Die Verknüpfung von Lifelogging mit einem digitalen zweiten Gehirn öffnet mir zudem Perspektiven über den reinen Nutzen hinaus: Wenn ich meine Notizen nicht als lineare Auflistung, sondern als Netzwerk von Gedanken betrachte, dann wird mein Archiv selbst zu einem aktiven Sparringspartner. Luhmann beschrieb den Zettelkasten als eine Art kommunikativen Partner, der ihm beim Denken half, weil die Rückkopplungen zwischen Notizen immer wieder neue Assoziationen erzeugten. Diese Dynamik, die einst in Holz- und Pappschachteln realisiert wurde, findet heute eine potente digitale Entsprechung – offen, vernetzbar und nachhaltig gespeichert in Markdown-Dateien.
Letztlich zeigt sich: Ob als wissenschaftliches Werkzeug, kreatives Denkmedium oder Lebensarchiv – Lifelogging (mit Obsidian) kann einen praktischen Ansatz bieten, um die Masse unserer Informationen zu bändigen und gleichzeitig nutzbar zu machen.
Ich habe allerdings noch keine Anleitung zum Lifelogging mit Obsidian gefunden, die man einfach umsetzen könnte. Ich kann also nur beginnen und gucken, wie sich das System erweitert, was ich brauche und was wieder entfernt wird.
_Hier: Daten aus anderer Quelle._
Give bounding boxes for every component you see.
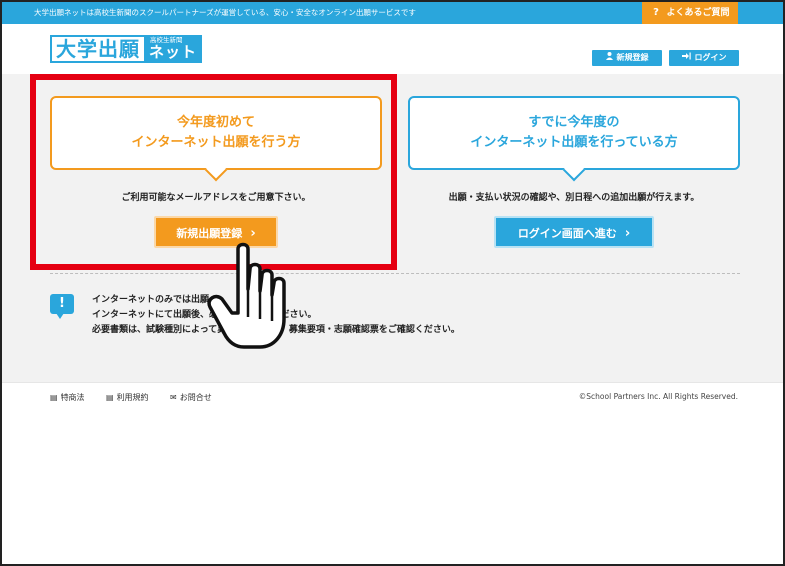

Ob es überhaupt für mich funktioniert. Ich würde mit einem Kalenderplugin starten wollen, damit ich die dort ohnehin schon existierenden Notizen weiter verwenden kann. Und dann anreichern. Und schauen, was noch nötig ist.
Das schöne an Markdown Dateien aber ist natürlich, dass ich sie auch einfach veröffentlichen könnte: im Weblog, als PDF oder weiß der Geier. Mega gut.
Ressourcen

Obsidian Website und offizieller Download
Das Niklas Luhmann Archiv

Wikipedia über Buckminster Fuller

Obsidian Logging via Terminal
Luhmann Plugin
Fußnoten
[1]: Es begann 1961 – nur wenige Tage nach dem Bau der Berliner Mauer. Damals traten 18 Kinder im brandenburgischen Dorf Golzow ihren ersten Schultag an. Die Filmemacher Barbara und Winfried Junge begleiteten sie mit der Kamera – über Jahrzehnte hinweg. Aus einem Schulporträt wurde ein einzigartiges Zeitdokument: "Die Kinder von Golzow" gelten heute als älteste Langzeitbeobachtung der Filmgeschichte. Über mehr als vier Jahrzehnte hinweg zeichnen die Filme die Lebenswege von Mädchen und Jungen aus dem Oderbruch nach – durch Kindheit, Jugend und Erwachsensein, durch DDR-Zeit, Wende und Wiedervereinigung.